Conflict in the West Bank between Palestinians and Israelis is certainly nothing new, but a new spurt of violent attacks looks ominous in the wake of the government’s shifting agenda and hard-right politics. According to Patrick Kingsley, a New York Times reporter based in Jerusalem, Netanyahu’s new regime has set forth an attempt to overhaul the judiciary, giving the government more influence in judicial appointments and weakening the power of the nation’s Supreme Court — an institution set on “defending the prerogatives of secular Jews in a religious country,” according to the Washington Post. In addition to this structural shift, the government has taken a harsher stance toward Palestinians and secular Israelis. Basically, critics fear that these changes may weaken, or destroy altogether, Israel’s democratic institutions.

Kingsley summarized the potential outcomes of this upheaval: “Critics of the Prime Minister and his allies fear that the agenda threatens Israel’s democratic institutions, its already fraught relationship with the Jewish diaspora and its efforts to form new ties with Arab neighbors like Saudi Arabia, and that it effectively sounds the death rattle for long-ailing hopes for a Palestinian state.”

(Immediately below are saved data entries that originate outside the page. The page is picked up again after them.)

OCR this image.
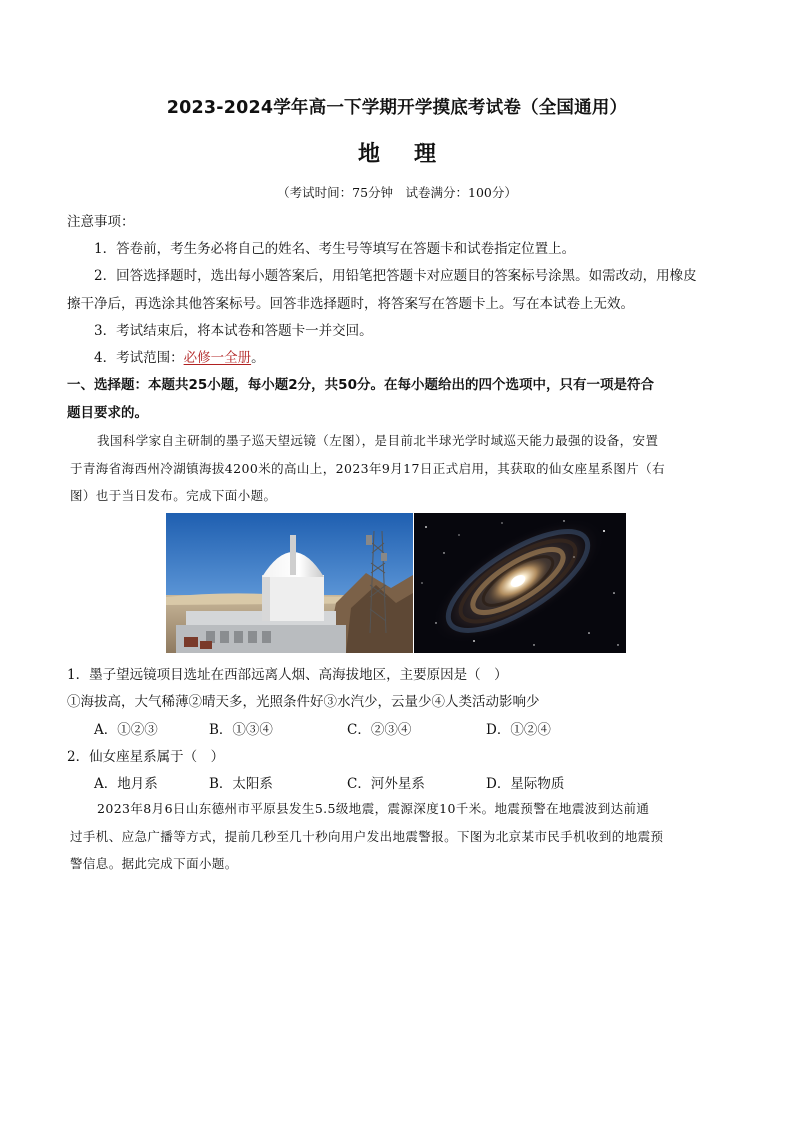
2023-2024学年高一下学期开学摸底考试卷（全国通用）
地 理
（考试时间：75分钟　试卷满分：100分）
注意事项：
1．答卷前，考生务必将自己的姓名、考生号等填写在答题卡和试卷指定位置上。
2．回答选择题时，选出每小题答案后，用铅笔把答题卡对应题目的答案标号涂黑。如需改动，用橡皮
擦干净后，再选涂其他答案标号。回答非选择题时，将答案写在答题卡上。写在本试卷上无效。
3．考试结束后，将本试卷和答题卡一并交回。
4．考试范围：必修一全册。
一、选择题：本题共25小题，每小题2分，共50分。在每小题给出的四个选项中，只有一项是符合
题目要求的。
我国科学家自主研制的墨子巡天望远镜（左图），是目前北半球光学时域巡天能力最强的设备，安置
于青海省海西州冷湖镇海拔4200米的高山上，2023年9月17日正式启用，其获取的仙女座星系图片（右
图）也于当日发布。完成下面小题。
1．墨子望远镜项目选址在西部远离人烟、高海拔地区，主要原因是（　）
①海拔高，大气稀薄②晴天多，光照条件好③水汽少，云量少④人类活动影响少
A．①②③	B．①③④	C．②③④	D．①②④
2．仙女座星系属于（　）
A．地月系	B．太阳系	C．河外星系	D．星际物质
2023年8月6日山东德州市平原县发生5.5级地震，震源深度10千米。地震预警在地震波到达前通
过手机、应急广播等方式，提前几秒至几十秒向用户发出地震警报。下图为北京某市民手机收到的地震预
警信息。据此完成下面小题。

The dangers this agenda brings to Palestinian-identifying individuals and secular Israeli minorities cannot be understated. In the wake of heightened violence in the state, including the deadliest Israeli raid of the West Bank in years, and a wave of Palestinian terrorist attacks that have taken the lives of thirteen Israelis already in 2023, critics are fearful of intensified violence in the region due to the Israeli government’s rhetoric surrounding reshaping Israeli society and moving toward an ultra-Orthodox state.

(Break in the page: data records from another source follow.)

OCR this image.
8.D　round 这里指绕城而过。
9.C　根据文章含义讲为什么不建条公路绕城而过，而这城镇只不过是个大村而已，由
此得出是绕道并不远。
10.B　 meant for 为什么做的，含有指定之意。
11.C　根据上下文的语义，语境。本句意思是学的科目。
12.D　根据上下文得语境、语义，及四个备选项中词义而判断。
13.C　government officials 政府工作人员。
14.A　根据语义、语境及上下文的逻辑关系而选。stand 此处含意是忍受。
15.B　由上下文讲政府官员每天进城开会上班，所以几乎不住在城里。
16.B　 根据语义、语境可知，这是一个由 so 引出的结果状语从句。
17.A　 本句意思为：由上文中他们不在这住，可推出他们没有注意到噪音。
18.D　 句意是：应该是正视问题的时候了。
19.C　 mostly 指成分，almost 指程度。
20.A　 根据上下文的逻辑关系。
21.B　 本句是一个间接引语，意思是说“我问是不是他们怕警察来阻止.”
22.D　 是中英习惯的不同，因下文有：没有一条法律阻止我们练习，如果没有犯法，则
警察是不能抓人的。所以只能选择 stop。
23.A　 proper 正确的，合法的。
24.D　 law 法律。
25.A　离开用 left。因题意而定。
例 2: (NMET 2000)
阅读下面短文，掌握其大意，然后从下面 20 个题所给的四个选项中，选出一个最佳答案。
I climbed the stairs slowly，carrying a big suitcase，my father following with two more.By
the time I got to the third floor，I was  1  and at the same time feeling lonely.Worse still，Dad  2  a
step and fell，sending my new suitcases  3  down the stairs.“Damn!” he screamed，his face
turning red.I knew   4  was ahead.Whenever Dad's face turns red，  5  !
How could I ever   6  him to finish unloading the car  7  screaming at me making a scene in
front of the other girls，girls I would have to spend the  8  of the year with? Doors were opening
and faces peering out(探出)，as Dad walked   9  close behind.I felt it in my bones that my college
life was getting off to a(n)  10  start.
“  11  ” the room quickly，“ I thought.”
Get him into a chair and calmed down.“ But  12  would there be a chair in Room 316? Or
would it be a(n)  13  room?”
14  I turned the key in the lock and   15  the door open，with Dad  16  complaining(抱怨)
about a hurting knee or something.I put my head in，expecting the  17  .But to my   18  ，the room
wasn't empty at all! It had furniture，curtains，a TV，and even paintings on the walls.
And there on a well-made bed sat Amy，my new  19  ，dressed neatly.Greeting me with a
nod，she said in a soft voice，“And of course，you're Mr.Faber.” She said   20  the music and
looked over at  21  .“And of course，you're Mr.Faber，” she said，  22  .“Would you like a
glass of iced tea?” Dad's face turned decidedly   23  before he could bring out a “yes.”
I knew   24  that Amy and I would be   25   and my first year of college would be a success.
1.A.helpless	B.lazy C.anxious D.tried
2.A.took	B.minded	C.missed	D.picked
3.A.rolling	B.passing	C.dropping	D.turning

This dangerous turn toward religious orthodoxy and political extremism somewhat mirrors what has been going on in the United States recently, highlighting the broader trend of democratic backsliding that has gained momentum over the past few years. Take for example the reversal of Roe v. Wade, the rise of voter suppression and the Jan. 6 insurrection — the US certainly has had its issues with democratic integrity lately. Netanyahu’s new regime threatens to similarly mar the sanctity of democracy in Israel, and the implications of this may add to a troubling pattern of global democratic backsliding.

What this conflict means for Jewish communities around the world is unclear, but some Jewish American communities are “voicing unprecedented criticism of the Israeli government,” according to AP News. Netanyahu’s new far-right agenda may be straining relations between Israel and Jewish communities around the world, especially among “predominantly liberal American Jewish communities.”

Considering the fact that there are numerous divergent sects of Jewish people in both Israeli society and among the diaspora, the impact of these reforms will not be uniform. Netanyahu is forging an administration composed of ultra-Orthodox Jewish leaders who have “vowed to reshape Israeli society,” according to the New York Times. With the changes implemented to the judicial system, critics fear that the Supreme Court will become a “self-selecting club,” meaning the ultra-Orthodox members will have the ability to hold basically uncontested power, thus repressing the voices of the plurality of Jewish sects that do not follow their ultra-Orthodox and far-right beliefs.

With tensions rising amid Netanyahu’s reforms, Israelis fear for the protection of minority groups including “Palestinians, LGBTQ people and members of the more liberal Reform and Conservative streams of Judaism, whose ranks are small in Israel but comprise the majority of American Judaism,” according to AP News. While some supporters argue that the fear of Israel losing its democratic values is “complete nonsense,” others contend that Israel stands at a critical crossroads for the future of its democracy.